El resultado del referendo sobre el Brexit, ciertamente, tendrá un profundo efecto sobre la economía del Reino Unido, de la Unión Europea (UE) y su proceso de integración.
Lo lectores que nos han acompañado hace algún tiempo saben que siempre fuimos defensores de una Europa fuerte, solidaria y soberana. Sin embargo, parecen exageradas las reacciones de los mercados y de las instituciones europeas e internacionales, que temen una nueva turbulencia financiera internacional global.
Es como si el Brexit sirviera para justificar una probable adopción de intervenciones excepcionales y para descargar en ella las consecuencias de una crisis ya en curso, pero que, objetivamente, nada tiene que ver con la salida británica de la UE.
A propósito, es interesante observar que los mega-bancos “demasiado grandes para quebrar” –Goldman Sachs, JP Morgan, Citibank, Bank of America, para citar solamente algunos- estuvieron en primera fila de la campaña de “Permanecer” (Remain), inclusive, con sustanciales donativos de dinero, y hasta especuladores como George Soros entraron al campo contra el Brexit, previendo cataclismos de todo tipo.
En los EUA, La Reserva Federal decidió mantener las tasas de interés sin cambios y anunció que el costo de los préstamos subirá, pero más lentamente. La incertidumbre sobre el referendo del Brexit “es uno de los factores que pesó en la decisión” e mantener sin variación el costo del dinero, justificó la presidente Janet Yellen, subrayando que una salida de la Gran Bretaña de la UE podría tener repercusiones sobre la economía y las finanzas globales. Después de ella, el Banco Central Europeo (BCE) también se dijo listo para intervenir en cualquier emergencia y, en todo caso, para mantener sus compras de activos financieros en una cantidad mensual de 80 mil millones de euros, hasta marzo de 2017 y más allá si es necesario.
Sin duda, la salida de la UE implicará un gran impacto, particularmente, para la City de Londres. Ahí operan cerca de 260 bancos extranjeros, que, de esta manera, tienen acceso directo al mercado de la UE. La City responde por casi el 10% del PIB británico y 12% de los impuestos recolectados por el gobierno. Es la primera exportadora de servicios financieros del mundo, gran parte de los cuales van hacia Europa.
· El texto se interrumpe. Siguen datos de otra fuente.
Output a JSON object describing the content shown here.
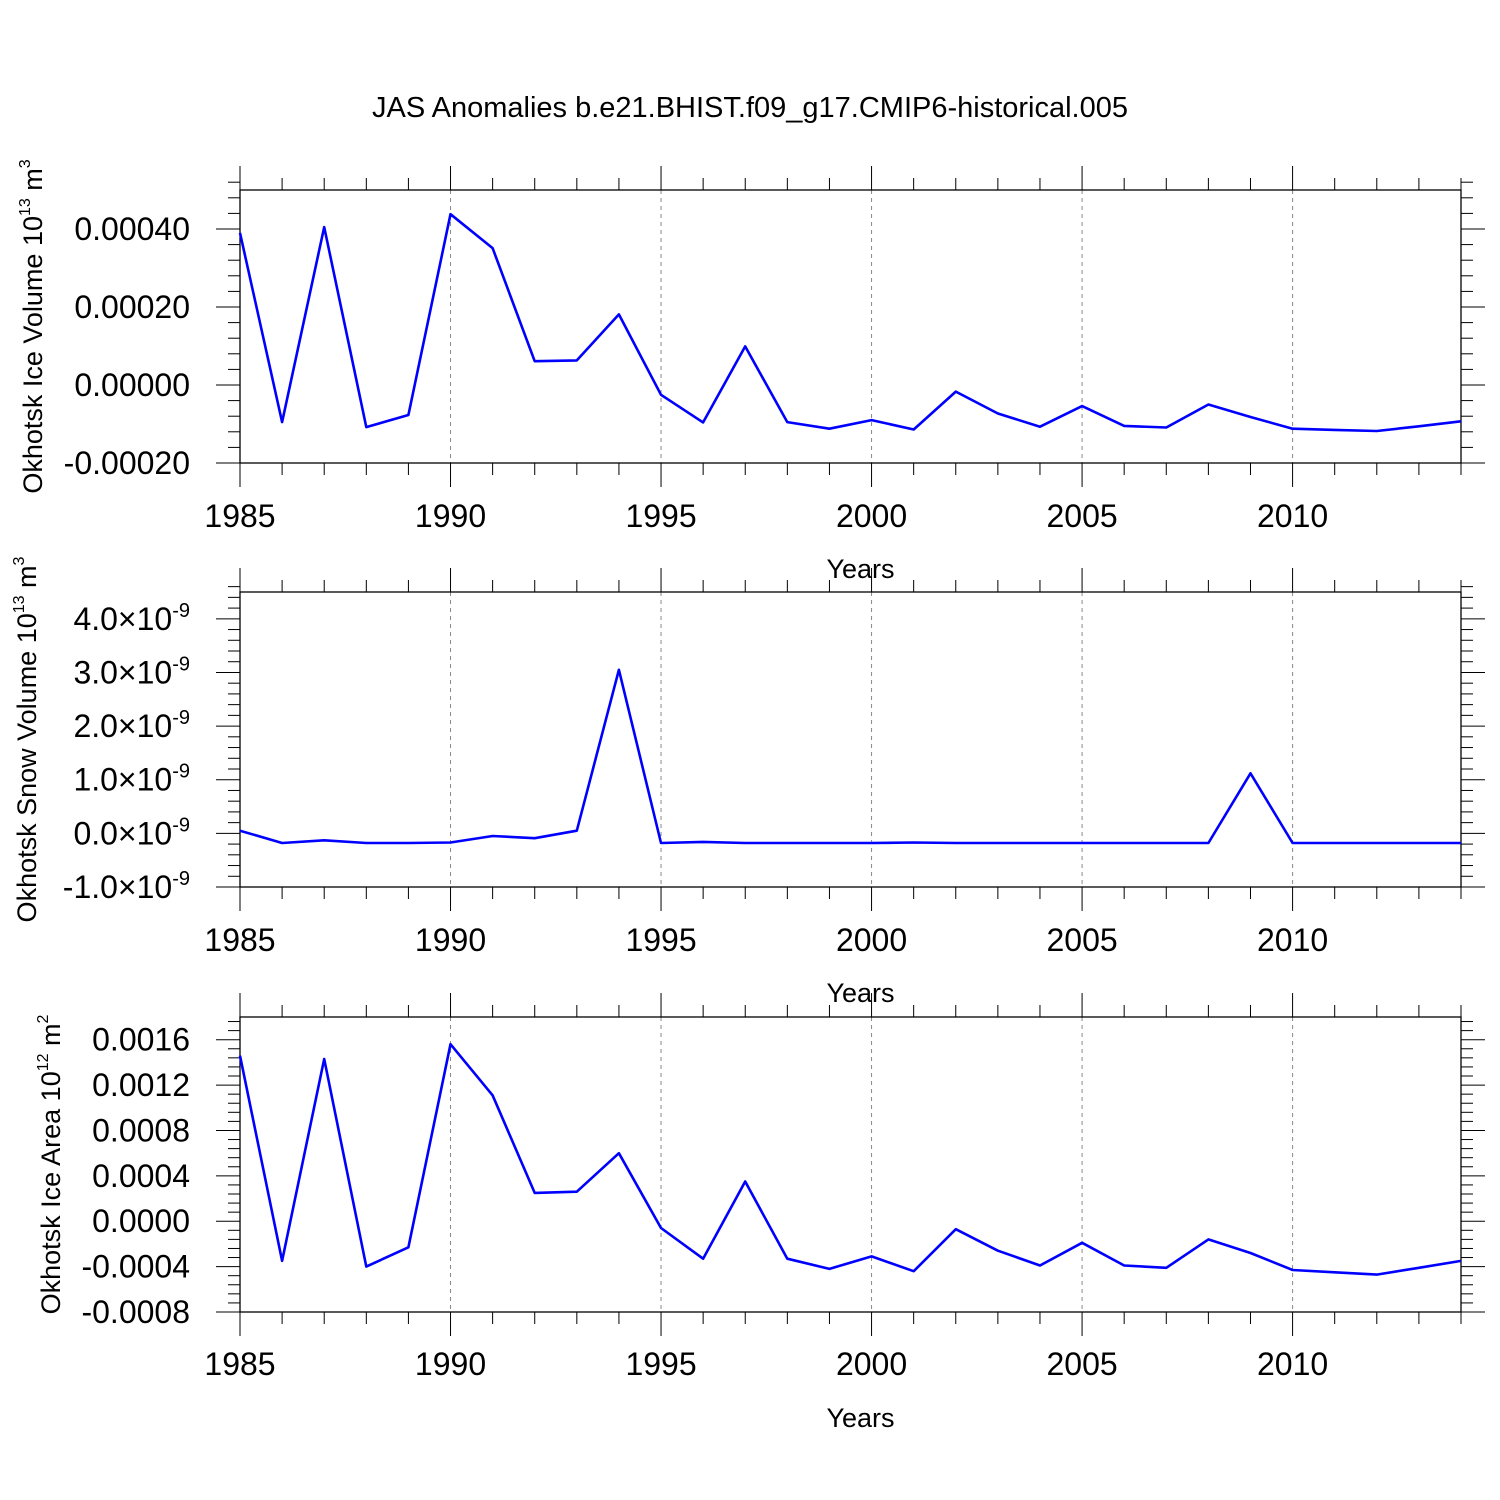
{
  "title": "JAS Anomalies b.e21.BHIST.f09_g17.CMIP6-historical.005",
  "chart_data": [
    {
      "type": "line",
      "name": "ice-volume",
      "ylabel": {
        "main": "Okhotsk Ice Volume 10",
        "exp": "13",
        "unit": " m",
        "unit_exp": "3"
      },
      "xlabel": "Years",
      "color": "#0000ff",
      "xlim": [
        1985,
        2014
      ],
      "ylim": [
        -0.0002,
        0.0005
      ],
      "x_ticks": [
        1985,
        1990,
        1995,
        2000,
        2005,
        2010
      ],
      "x_tick_labels": [
        "1985",
        "1990",
        "1995",
        "2000",
        "2005",
        "2010"
      ],
      "y_ticks": [
        -0.0002,
        0.0,
        0.0002,
        0.0004
      ],
      "y_tick_labels": [
        "-0.00020",
        "0.00000",
        "0.00020",
        "0.00040"
      ],
      "x": [
        1985,
        1986,
        1987,
        1988,
        1989,
        1990,
        1991,
        1992,
        1993,
        1994,
        1995,
        1996,
        1997,
        1998,
        1999,
        2000,
        2001,
        2002,
        2003,
        2004,
        2005,
        2006,
        2007,
        2008,
        2009,
        2010,
        2011,
        2012,
        2013,
        2014
      ],
      "y": [
        0.00039,
        -9.5e-05,
        0.000405,
        -0.000108,
        -7.7e-05,
        0.000438,
        0.000351,
        6.1e-05,
        6.3e-05,
        0.000181,
        -2.5e-05,
        -9.6e-05,
        9.9e-05,
        -9.5e-05,
        -0.000112,
        -9e-05,
        -0.000114,
        -1.7e-05,
        -7.3e-05,
        -0.000107,
        -5.4e-05,
        -0.000105,
        -0.000109,
        -5e-05,
        -8.2e-05,
        -0.000112,
        -0.000115,
        -0.000118,
        -0.000106,
        -9.3e-05
      ]
    },
    {
      "type": "line",
      "name": "snow-volume",
      "ylabel": {
        "main": "Okhotsk Snow Volume 10",
        "exp": "13",
        "unit": " m",
        "unit_exp": "3"
      },
      "xlabel": "Years",
      "color": "#0000ff",
      "xlim": [
        1985,
        2014
      ],
      "ylim": [
        -1.0,
        4.5
      ],
      "y_scale_note": "x10^-9",
      "x_ticks": [
        1985,
        1990,
        1995,
        2000,
        2005,
        2010
      ],
      "x_tick_labels": [
        "1985",
        "1990",
        "1995",
        "2000",
        "2005",
        "2010"
      ],
      "y_ticks": [
        -1.0,
        0.0,
        1.0,
        2.0,
        3.0,
        4.0
      ],
      "y_tick_mantissas": [
        "-1.0",
        "0.0",
        "1.0",
        "2.0",
        "3.0",
        "4.0"
      ],
      "y_tick_times": "×",
      "y_tick_base": "10",
      "y_tick_exp": "-9",
      "x": [
        1985,
        1986,
        1987,
        1988,
        1989,
        1990,
        1991,
        1992,
        1993,
        1994,
        1995,
        1996,
        1997,
        1998,
        1999,
        2000,
        2001,
        2002,
        2003,
        2004,
        2005,
        2006,
        2007,
        2008,
        2009,
        2010,
        2011,
        2012,
        2013,
        2014
      ],
      "y": [
        0.05,
        -0.18,
        -0.13,
        -0.18,
        -0.18,
        -0.17,
        -0.05,
        -0.09,
        0.05,
        3.05,
        -0.18,
        -0.16,
        -0.18,
        -0.18,
        -0.18,
        -0.18,
        -0.17,
        -0.18,
        -0.18,
        -0.18,
        -0.18,
        -0.18,
        -0.18,
        -0.18,
        1.12,
        -0.18,
        -0.18,
        -0.18,
        -0.18,
        -0.18
      ]
    },
    {
      "type": "line",
      "name": "ice-area",
      "ylabel": {
        "main": "Okhotsk Ice Area 10",
        "exp": "12",
        "unit": " m",
        "unit_exp": "2"
      },
      "xlabel": "Years",
      "color": "#0000ff",
      "xlim": [
        1985,
        2014
      ],
      "ylim": [
        -0.0008,
        0.0018
      ],
      "x_ticks": [
        1985,
        1990,
        1995,
        2000,
        2005,
        2010
      ],
      "x_tick_labels": [
        "1985",
        "1990",
        "1995",
        "2000",
        "2005",
        "2010"
      ],
      "y_ticks": [
        -0.0008,
        -0.0004,
        0.0,
        0.0004,
        0.0008,
        0.0012,
        0.0016
      ],
      "y_tick_labels": [
        "-0.0008",
        "-0.0004",
        "0.0000",
        "0.0004",
        "0.0008",
        "0.0012",
        "0.0016"
      ],
      "x": [
        1985,
        1986,
        1987,
        1988,
        1989,
        1990,
        1991,
        1992,
        1993,
        1994,
        1995,
        1996,
        1997,
        1998,
        1999,
        2000,
        2001,
        2002,
        2003,
        2004,
        2005,
        2006,
        2007,
        2008,
        2009,
        2010,
        2011,
        2012,
        2013,
        2014
      ],
      "y": [
        0.00146,
        -0.00035,
        0.00143,
        -0.0004,
        -0.00023,
        0.00156,
        0.00111,
        0.00025,
        0.00026,
        0.0006,
        -6e-05,
        -0.00033,
        0.00035,
        -0.00033,
        -0.00042,
        -0.00031,
        -0.00044,
        -7e-05,
        -0.00026,
        -0.00039,
        -0.00019,
        -0.00039,
        -0.00041,
        -0.00016,
        -0.00028,
        -0.00043,
        -0.00045,
        -0.00047,
        -0.00041,
        -0.00035
      ]
    }
  ]
}
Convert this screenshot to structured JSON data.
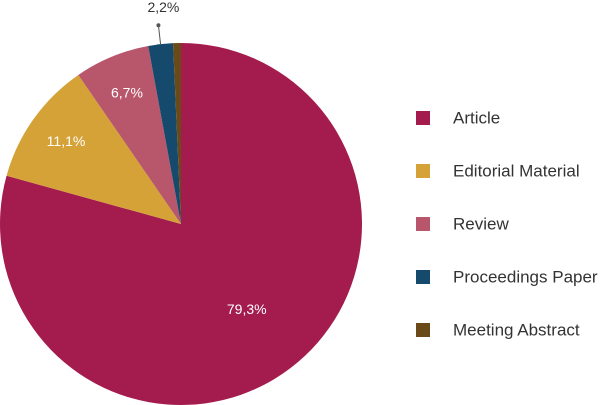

Una de las grandes preocupaciones es, por ejemplo, el destino del Royal Bank of Scotland, que en el bienio 2014-15 acumuló pérdidas por más de 7 mil millones de euros. ¿Qué ocurrirá con estos bancos, en caso de agravarse la situación en Inglaterra?
A nuestro ver, el nerviosismo de la alta finanza refleja un profundo sentido de incertidumbre y, también, un temor real de que se desaten efectos en cascada, semejantes a los imprevistos e involuntarios causados por la insolvencia de Lehman Brothers, en 2008.
El último boletín del Banco de Liquidaciones Internacionales (BIS) de Basilea esboza tendencias financieras y bancarias que merecen un cuidadoso análisis.
En el último trimestre de 2015, los créditos bancarios transfronterizos globales disminuyeron en 651 mil millones de dólares, de los cuales 276 mil millones fueron de la zona del euro, con tendencia a la alza. Lo mismo ocurrió con la crisis de 2008.
Indudablemente, es uno de los resultados del prolongado estancamiento económico mundial.
Es igualmente relevante que el valor nacional del stock de derivados “de ventanilla” (OTC) haya caído también en cerca de 200 billones de dólares, de 700 billones a casi 500 billones, entre junio de 2014 y finales de 2015, sin duda, un hecho positivo.
Se trata de cambios necesarios y, en último análisis, auspiciosos.
Anteriormente, enfatizamos repetidamente la importancia de “secar” el pantano de derivados financieros especulativos de este tipo y de contenerse las operaciones bancarias no productivas.
Los números del BIS son de dimensiones excepcionales, exigiendo un atento seguimiento e incluso intervenciones puntuales por las autoridades competentes. Si fuesen solamente el resultado del desempeño autónomo de los mercados, podrían estar escondidos detrás de los números de los “escombros”.
Haciendo una analogía con los desastres naturales, sería como muchas veces ocurre después de una gran inundación, cuando todos quedan felices al ver el retiro de las aguas. Pero antes de permitir el retorno de las familias evacuadas o, incluso, conceder licencias de construcción, es necesario que Protección Civil haga una atenta evaluación del terreno para determinar si la catástrofe minó los cimientos de las construcciones y la compactación del terreno.
De cualquier manera, es cierto que los sectores financiero y bancario están experimentando severos golpes, que, hasta siendo menores, pueden tener consecuencias desestabilizadoras. ¡Y con efectos sistémicos!